第1章 first
【1年シンデレラ】
そんな番組が流行っていた。
内容は、本当にどこの事務所にも属していない、完全素人の女を、とある事務所が1年間だけ抱えて、全面バックアップをするもの。
流行り、というのは怖いもので。
かなりのゴリ押しみたいな状態であっても、話題性を狙った番組に映る事が出来る。
バラエティーが主ではあるけど、たまにCMやドラマの仕事までくる事があるというから驚きだ。
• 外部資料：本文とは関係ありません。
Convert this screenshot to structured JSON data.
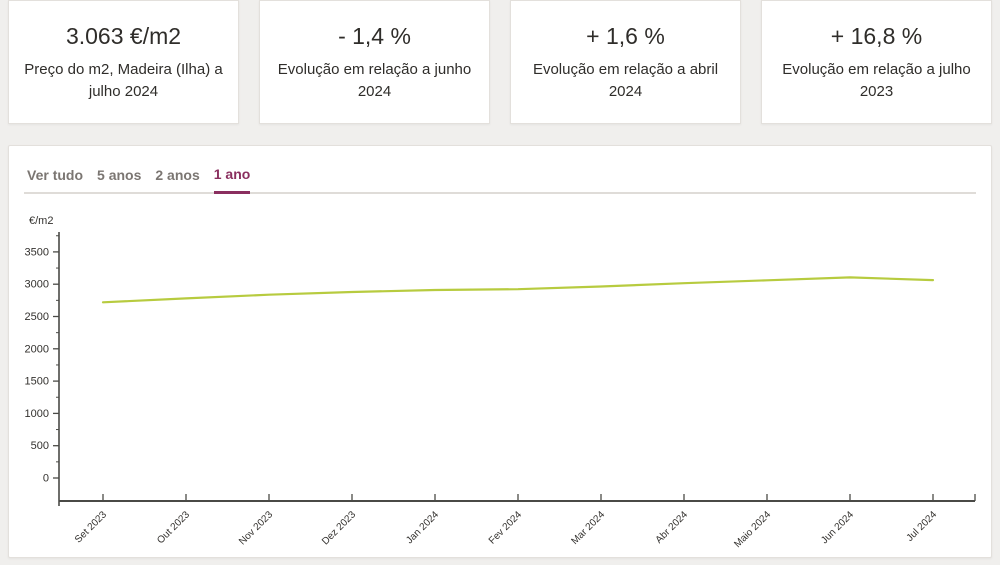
{
  "colors": {
    "accent": "#8a2f5f",
    "line": "#b7cb3f",
    "page_bg": "#f0efed",
    "axis": "#4a4a46",
    "text": "#33312e"
  },
  "cards": [
    {
      "value": "3.063 €/m2",
      "label": "Preço do m2, Madeira (Ilha) a julho 2024"
    },
    {
      "value": "- 1,4 %",
      "label": "Evolução em relação a junho 2024"
    },
    {
      "value": "+ 1,6 %",
      "label": "Evolução em relação a abril 2024"
    },
    {
      "value": "+ 16,8 %",
      "label": "Evolução em relação a julho 2023"
    }
  ],
  "tabs": {
    "items": [
      {
        "label": "Ver tudo"
      },
      {
        "label": "5 anos"
      },
      {
        "label": "2 anos"
      },
      {
        "label": "1 ano"
      }
    ],
    "active_index": 3
  },
  "chart_data": {
    "type": "line",
    "title": "",
    "xlabel": "",
    "ylabel": "€/m2",
    "categories": [
      "Set 2023",
      "Out 2023",
      "Nov 2023",
      "Dez 2023",
      "Jan 2024",
      "Fev 2024",
      "Mar 2024",
      "Abr 2024",
      "Maio 2024",
      "Jun 2024",
      "Jul 2024"
    ],
    "series": [
      {
        "name": "Preço do m2",
        "values": [
          2720,
          2780,
          2838,
          2880,
          2910,
          2922,
          2965,
          3015,
          3060,
          3106,
          3063
        ]
      }
    ],
    "y_ticks": [
      0,
      500,
      1000,
      1500,
      2000,
      2500,
      3000,
      3500
    ],
    "y_minor_tick_step": 250,
    "ylim": [
      0,
      3800
    ],
    "grid": false,
    "legend": false,
    "line_color": "#b7cb3f",
    "x_label_rotation": -45
  }
}
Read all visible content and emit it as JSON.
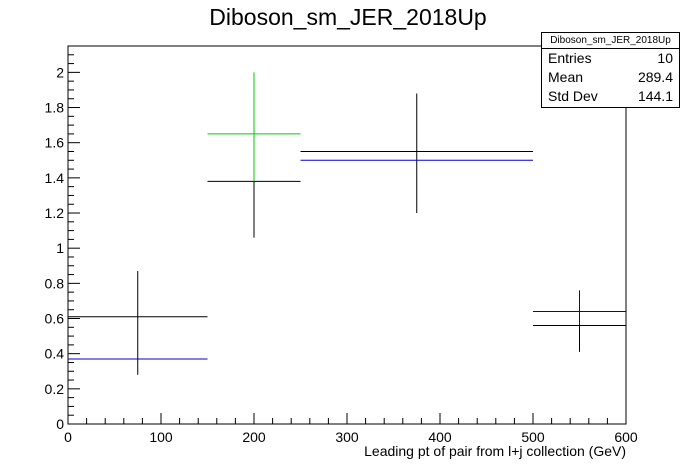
{
  "title": "Diboson_sm_JER_2018Up",
  "stats": {
    "name": "Diboson_sm_JER_2018Up",
    "rows": [
      {
        "label": "Entries",
        "value": "10"
      },
      {
        "label": "Mean",
        "value": "289.4"
      },
      {
        "label": "Std Dev",
        "value": "144.1"
      }
    ]
  },
  "chart_data": {
    "type": "scatter",
    "title": "Diboson_sm_JER_2018Up",
    "xlabel": "Leading pt of pair from l+j collection (GeV)",
    "ylabel": "",
    "xlim": [
      0,
      600
    ],
    "ylim": [
      0,
      2.15
    ],
    "x_ticks": [
      "0",
      "100",
      "200",
      "300",
      "400",
      "500",
      "600"
    ],
    "y_ticks": [
      "0",
      "0.2",
      "0.4",
      "0.6",
      "0.8",
      "1",
      "1.2",
      "1.4",
      "1.6",
      "1.8",
      "2"
    ],
    "grid": false,
    "legend": "stats box top-right",
    "series": [
      {
        "color": "#000000",
        "points": [
          {
            "xlow": 0,
            "xhigh": 150,
            "x": 75,
            "y": 0.61,
            "ylow": 0.28,
            "yhigh": 0.87
          },
          {
            "xlow": 150,
            "xhigh": 250,
            "x": 200,
            "y": 1.38,
            "ylow": 1.06,
            "yhigh": 1.71
          },
          {
            "xlow": 250,
            "xhigh": 500,
            "x": 375,
            "y": 1.55,
            "ylow": 1.2,
            "yhigh": 1.88
          },
          {
            "xlow": 500,
            "xhigh": 600,
            "x": 550,
            "y": 0.56,
            "ylow": 0.41,
            "yhigh": 0.7
          }
        ]
      },
      {
        "color": "#0000cc",
        "points": [
          {
            "xlow": 0,
            "xhigh": 150,
            "x": 75,
            "y": 0.37
          },
          {
            "xlow": 250,
            "xhigh": 500,
            "x": 375,
            "y": 1.5
          },
          {
            "xlow": 500,
            "xhigh": 600,
            "x": 550,
            "y": 0.64,
            "ylow": 0.56,
            "yhigh": 0.76
          }
        ]
      },
      {
        "color": "#00cc00",
        "points": [
          {
            "xlow": 150,
            "xhigh": 250,
            "x": 200,
            "y": 1.65,
            "ylow": 1.38,
            "yhigh": 2.0
          }
        ]
      }
    ]
  }
}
そこから、本当に芸能界デビューした人もいれば、1年で辞めて、有名税的な代償ばかり付きまとってしまう人もいる。
その、1年シンデレラになるには、ある条件があって…。
芸能界入り以外の目標がある事、だった。
それは、お金を稼ぎたい、だとか、モテたい、なんて単純なものでいい。
1年シンデレラ企画をしている事務所の社長に、楽しそうだ、と思わせられたら、それだけで。
容姿や性格は問わない。
だからこそ、1年シンデレラの倍率は物凄く高いものだった。
見た目、地味な眼鏡女。
特技、特になし。
そんな私なんかが、受かる筈もない。
どうせ、書類選考で落とされる。
でも、何もしないで諦めるのは嫌で応募だけはした。
そう思っていた私に来た通知は…。
まさかの書類選考通過。
オーディションを受けられる事になった。